Dhaka, Sep 6 - Two Indian telecom majors have sought a corridor through Bangladesh to reach the isolated north-eastern region and in return offered a stand-by submarine cable.
Indian telecom giants - Bharti Airtel and Reliance Communications (RCom) - have submitted a joint proposal in this regard to Bangladesh Telecommunication Regulatory Commission (BTRC), according to The Daily Star newspaper.
In return for allowing access to the north-eastern states, Bangladesh will get a wider link as the Indian companies have already connected with Pakistan, Nepal and Bhutan and have offered to link with Myanmar, the daily quoted officials as saying.

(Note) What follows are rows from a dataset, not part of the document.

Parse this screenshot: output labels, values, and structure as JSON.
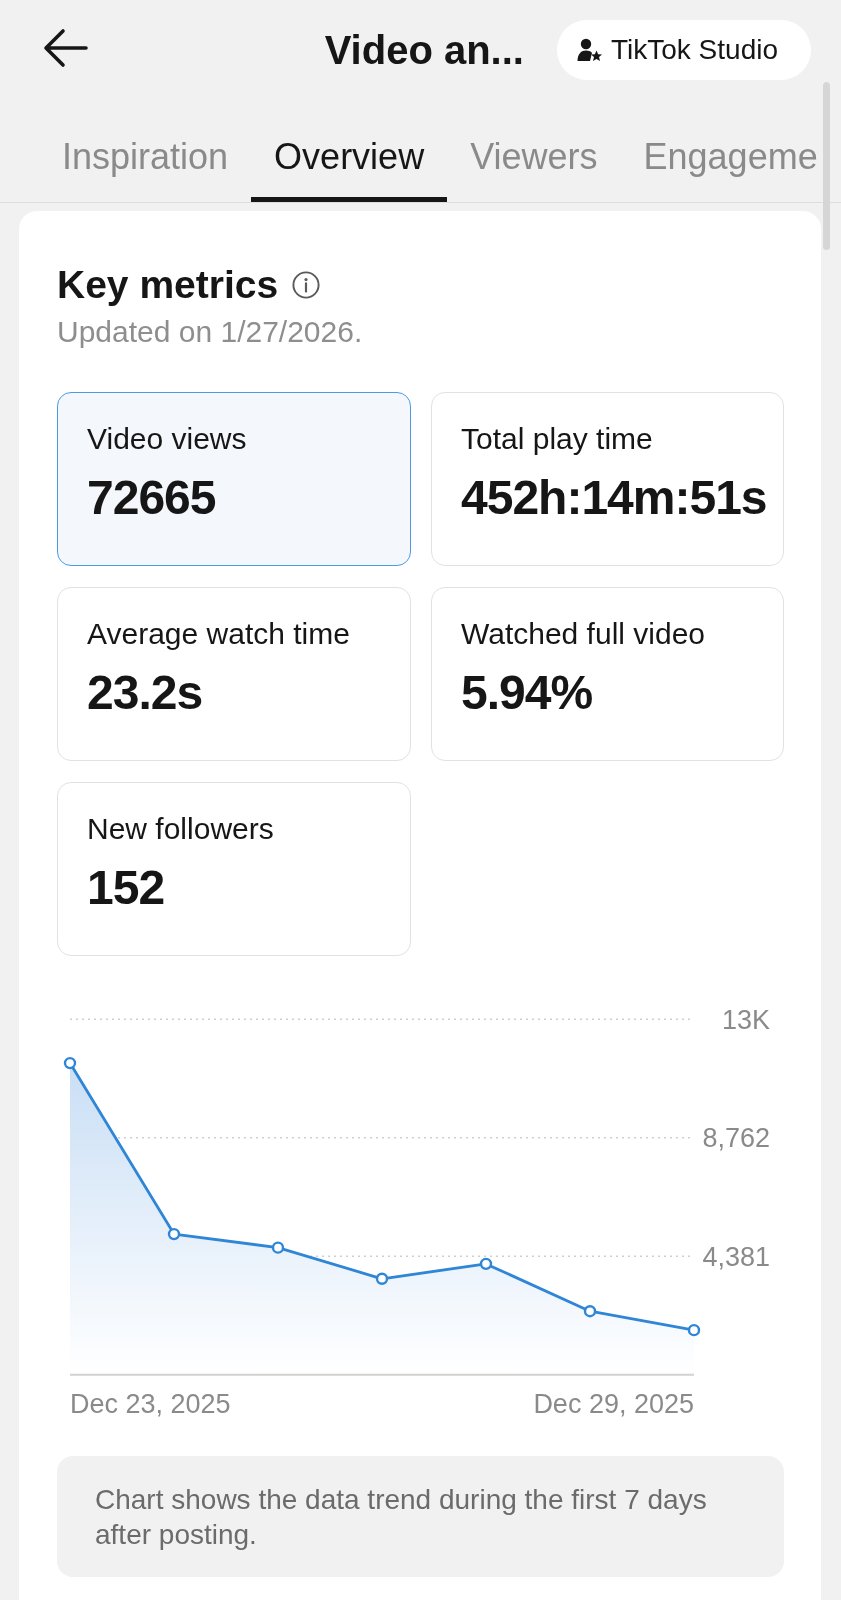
{
  "header": {
    "title": "Video an...",
    "studio_button": "TikTok Studio"
  },
  "tabs": [
    {
      "label": "Inspiration",
      "selected": false
    },
    {
      "label": "Overview",
      "selected": true
    },
    {
      "label": "Viewers",
      "selected": false
    },
    {
      "label": "Engageme",
      "selected": false
    }
  ],
  "key_metrics": {
    "title": "Key metrics",
    "updated": "Updated on 1/27/2026.",
    "metrics": [
      {
        "label": "Video views",
        "value": "72665",
        "selected": true
      },
      {
        "label": "Total play time",
        "value": "452h:14m:51s",
        "selected": false
      },
      {
        "label": "Average watch time",
        "value": "23.2s",
        "selected": false
      },
      {
        "label": "Watched full video",
        "value": "5.94%",
        "selected": false
      },
      {
        "label": "New followers",
        "value": "152",
        "selected": false
      }
    ],
    "chart_data": {
      "type": "area",
      "categories": [
        null,
        null,
        null,
        null,
        null,
        null,
        null
      ],
      "values": [
        11520,
        5200,
        4700,
        3550,
        4100,
        2350,
        1650
      ],
      "yticks": [
        {
          "value": 4381,
          "label": "4,381"
        },
        {
          "value": 8762,
          "label": "8,762"
        },
        {
          "value": 13143,
          "label": "13K"
        }
      ],
      "ylim": [
        0,
        13143
      ]
    },
    "date_range": {
      "start": "Dec 23, 2025",
      "end": "Dec 29, 2025"
    },
    "note": "Chart shows the data trend during the first 7 days after posting."
  }
}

If any deal is signed, Bangladesh can use the companies' undersea cable network as an alternative to the lone submarine cable it has from Southeast Asia.
Exclusive dependence on the submarine cable system linking South East Asia to Europe via the Indian subcontinent and the Gulf has often caused snarl-ups, snapping Bangladesh's telecom and Internet ties with the outside world.
Experts think that such an initiative can relieve Bangladesh from repeated disruption of undersea cable, which inflicts a huge loss to the country's information and communication technology sector, said Sunday.
The two Indian companies are ready to link with any Bangladeshi fibre optic operator to provide telecom services to Indian states: Assam, Nagaland, Tripura, Meghalaya, Manipur, Mizoram and Arunachal Pradesh.
Bharti and RCom want to build a fibre optic link to Assam from Meherpur on the Kolkata-Meherpur-Dhaka-Haflong route with an option of an alternative route through Kolkata-Meherpur-Dhaka-Comilla-Agartala.